Ninitta raised herself in bed with an exclamation of fear. Her black hair streamed loose, and her dark eyes shone. Her swarthy passionate face was an image of terror. She was not far enough away from her peasant ancestors not to be moved by the size and strength of her husband's large and vigorous frame. Many generations and much subtlety of refinement must lie between herself and savagery before a woman can learn instinctively to fear the soul of a man rather than his muscles in a crisis like this. Husband and wife confronted each other as he walked quickly across the chamber. Her cowering attitude, the fear which was written in every line of her face, fed his anger, until, in his blind rage, all pity and self-restraint seemed to be swept away.

But just as he neared the bed, when in his burning look Ninitta seemed already to feel his hands clutching her with cruel force, his foot struck against something which lay on the floor. It was one of Nino's wooden soldiers. The father stopped, and his look changed. He remembered how Nino had come in from the nursery while he was dressing that night, bringing his arms full of more or less shattered figures which he had appealed to his father to put to rights for a grand battle which was to be fought in the morning. Herman looked down at the toy and forgot his anger. He looked up at his wife and she saw with wonder the change in his face. It had been full of indignation against the wife who had deceived him; on it now was written reproachful anguish, and pity for the mother of his son.

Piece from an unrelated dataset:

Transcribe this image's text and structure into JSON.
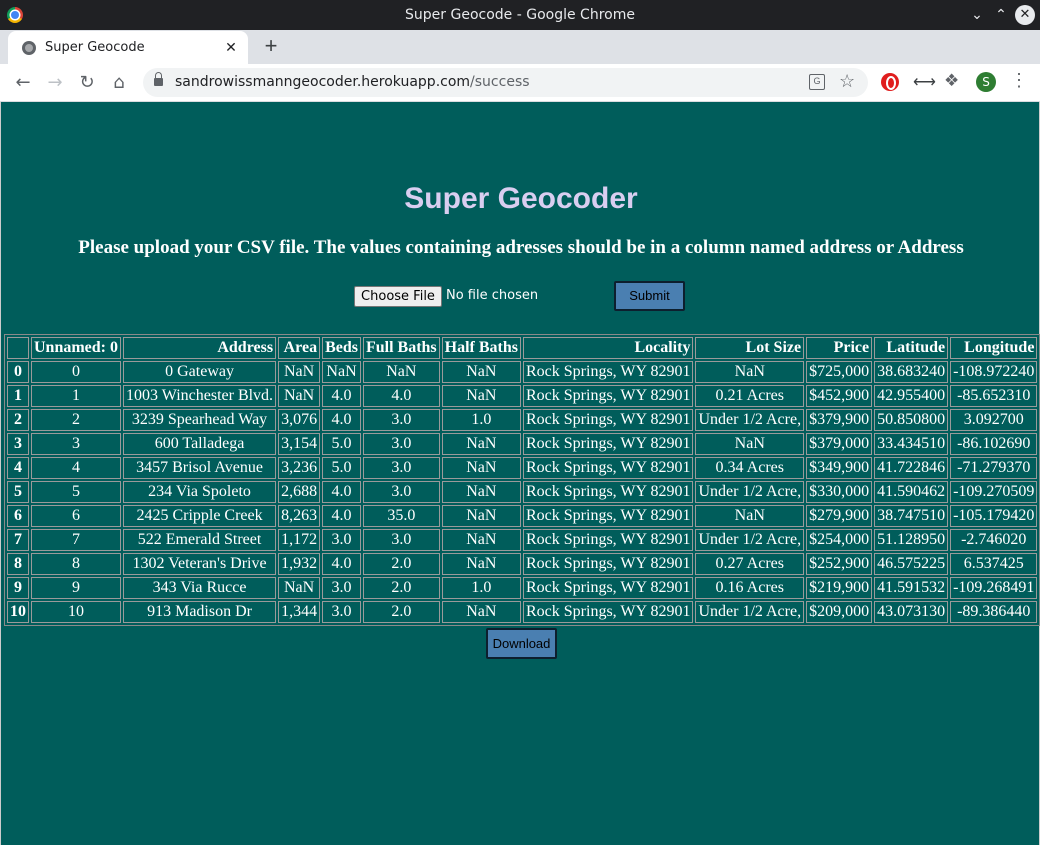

"Ninitta," he said. "How could you do it?"

She cowered down in the bed, burying her face in her hands. She could not answer, and there came over him a painful sense of the uselessness of words.

"Everybody must recognize Fenton's picture," he said. "If you did not remember me, Ninitta, how could you forget Nino? How will he feel when he is old enough to realize what you have done?"

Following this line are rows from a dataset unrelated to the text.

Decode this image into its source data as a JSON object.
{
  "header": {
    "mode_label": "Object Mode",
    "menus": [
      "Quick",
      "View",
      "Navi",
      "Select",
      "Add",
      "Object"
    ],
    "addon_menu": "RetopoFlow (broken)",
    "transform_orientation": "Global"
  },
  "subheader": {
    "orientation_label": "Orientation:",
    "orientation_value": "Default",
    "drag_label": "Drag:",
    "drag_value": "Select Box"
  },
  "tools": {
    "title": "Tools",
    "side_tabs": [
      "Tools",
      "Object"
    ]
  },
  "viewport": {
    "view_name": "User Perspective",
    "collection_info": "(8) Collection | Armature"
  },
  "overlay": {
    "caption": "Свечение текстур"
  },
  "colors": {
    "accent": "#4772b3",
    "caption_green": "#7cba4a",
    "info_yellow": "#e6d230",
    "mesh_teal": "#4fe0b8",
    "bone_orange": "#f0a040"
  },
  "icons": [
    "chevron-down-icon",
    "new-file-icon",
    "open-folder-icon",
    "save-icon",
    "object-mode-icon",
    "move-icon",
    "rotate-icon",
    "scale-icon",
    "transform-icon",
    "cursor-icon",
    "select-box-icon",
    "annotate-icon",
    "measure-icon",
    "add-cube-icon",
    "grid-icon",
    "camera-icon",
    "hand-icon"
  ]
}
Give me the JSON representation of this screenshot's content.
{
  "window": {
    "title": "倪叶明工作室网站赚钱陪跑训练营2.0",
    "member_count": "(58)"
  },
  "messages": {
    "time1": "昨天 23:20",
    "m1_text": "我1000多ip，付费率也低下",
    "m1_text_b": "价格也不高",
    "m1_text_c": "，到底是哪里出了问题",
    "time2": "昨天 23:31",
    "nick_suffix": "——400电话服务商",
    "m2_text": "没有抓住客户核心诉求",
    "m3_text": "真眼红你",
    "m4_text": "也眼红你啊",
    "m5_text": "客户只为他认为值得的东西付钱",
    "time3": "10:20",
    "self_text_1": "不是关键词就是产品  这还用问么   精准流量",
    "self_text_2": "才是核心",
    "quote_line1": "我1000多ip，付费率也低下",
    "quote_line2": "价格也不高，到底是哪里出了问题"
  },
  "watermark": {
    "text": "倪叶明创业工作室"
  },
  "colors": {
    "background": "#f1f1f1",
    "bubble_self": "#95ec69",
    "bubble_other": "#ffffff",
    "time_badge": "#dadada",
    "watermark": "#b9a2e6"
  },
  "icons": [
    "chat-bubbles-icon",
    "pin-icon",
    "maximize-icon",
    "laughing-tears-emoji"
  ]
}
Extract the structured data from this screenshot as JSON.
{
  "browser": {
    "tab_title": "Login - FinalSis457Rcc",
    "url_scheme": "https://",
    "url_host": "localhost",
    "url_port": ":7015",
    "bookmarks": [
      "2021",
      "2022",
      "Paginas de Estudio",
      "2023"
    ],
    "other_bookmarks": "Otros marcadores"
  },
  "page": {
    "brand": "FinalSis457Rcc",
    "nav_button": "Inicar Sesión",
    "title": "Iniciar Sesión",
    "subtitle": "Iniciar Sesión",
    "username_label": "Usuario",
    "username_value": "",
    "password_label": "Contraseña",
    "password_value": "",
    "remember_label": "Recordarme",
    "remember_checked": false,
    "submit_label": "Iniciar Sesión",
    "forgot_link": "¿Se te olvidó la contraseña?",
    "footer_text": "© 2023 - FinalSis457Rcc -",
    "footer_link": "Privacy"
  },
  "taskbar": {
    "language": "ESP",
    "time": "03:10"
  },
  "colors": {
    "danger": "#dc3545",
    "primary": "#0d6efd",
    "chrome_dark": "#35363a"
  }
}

The frightened woman burst into convulsive sobs mixed with moans like those of a hurt animal. In the last hours she had been thinking no less than her husband; but where he had considered her, she had thought chiefly of her boy. Mingled with the fear of her husband's anger had been the nobler feeling, that she was no longer worthy to be with her son. The very passion of the love she bore him moved her now with the determination to leave him. It was always Ninitta's instinct to run away in trouble, and now, added to the impulse to escape from her husband was the determination forming itself with awful stress of anguish in her soul, to go away from Nino; to take away from her son whom she loved better than life itself, this woman who had no right in his pure presence. She did not look upon it as an expiation of her fault; it was only that maternal love gathered up whatever was noble in her nature, in this supreme sacrifice for her son.

To Herman, looking down upon the cowering figure of his wife, with a heartbreaking sense of the impossibility of effecting anything by words, she was simply a cowardly woman who took refuge in tears from the reproaches which her conduct deserved. Could he have known what was passing in her heart, it would have moved him to a deeper respect and a keener pity than he had ever felt for her. No more than a dumb animal had she any language in which she could have made him understand her feelings had she tried; and at last he turned away with a choking in his throat.

XXXIII

A BOND OF AIR.
Troilus and Cressida; i.—3.

The stock of the Princeton Platinum Company was issued in ten-dollar shares, it being the conviction of Erastus Snaffle, deduced from a more or less extensive experience, that the gullible portion of the public is more likely to buy stock of a low par value. On the morning after the exhibition at the St. Filipe Club, the shares were quoted at two dollars and an eighth.